Achja, da schaut sie mich an, die angefangene Wolldecke, die ich letzten Winter fürs Sofa stricken wollte. Die Hälfte ist fertig, dann war der Winter auf einmal vorbei und nun überlege ich, ob ich dieses Jahr schon im August anfangen sollte zu stricken, um im Winter auch die warmen Wollsachen fertig zu haben. Man kommt ja zu nix! Stricken? Abends vorm Fernseher? So gemütlich! Aber wenn dann die Kinder nicht ins Bett wollen, man selbst fast beim Insbettbringen einschläft – dann ist die Motivation zum Maschenzählen nicht mehr so riesig.

Stricken, Fotobücher, DIY-Projekte: Man kommt zu nichts!

Dasselbe gilt für das ehrgeizige Projekt Fotobuch.

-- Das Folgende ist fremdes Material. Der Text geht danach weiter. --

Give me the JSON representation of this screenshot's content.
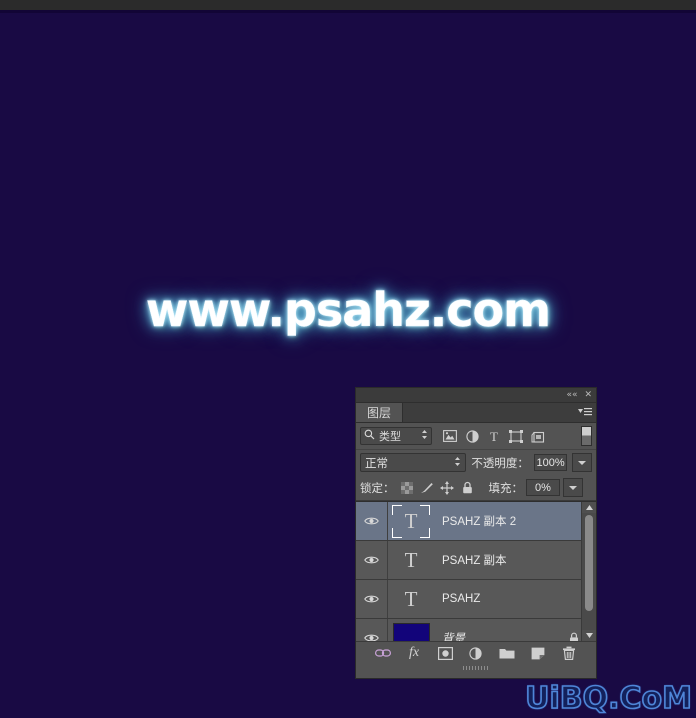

Das hatte ich ja schon vor fünf Jahren in der Elternzeit beim Großen gestartet! Und mir dann zumindest bei der zweiten Elternzeit vor zwei Jahren nochmal ganz energisch vorgenommen: „Diesmal mache ich aber endlich die Fotobücher.“

Welche Mutter kennt das nicht: Man kommt einfach zu nichts, wenn man Kinder hat. Aber dafür zu den wirklich wichtigen Dingen, denn ELtern müssen Prioritäten setzen. Nicht nur in der Erziehung, auch im Haushalt.

Nun ja. Heutiger Stand: Volle Festplatte. Vom Großen gibt es ein Fotobuch über die ersten 9 Monate. Er ist fast fünfeinhalb! Ansonsten: Gute Vorsätze, aber noch nicht einmal die Bilder auf der Festplatte geordnet. Aber jetzt, wenn der Herbst beginnt. Dann werde ich mich ransetzen, ganz ehrlich, fest vorgenommen!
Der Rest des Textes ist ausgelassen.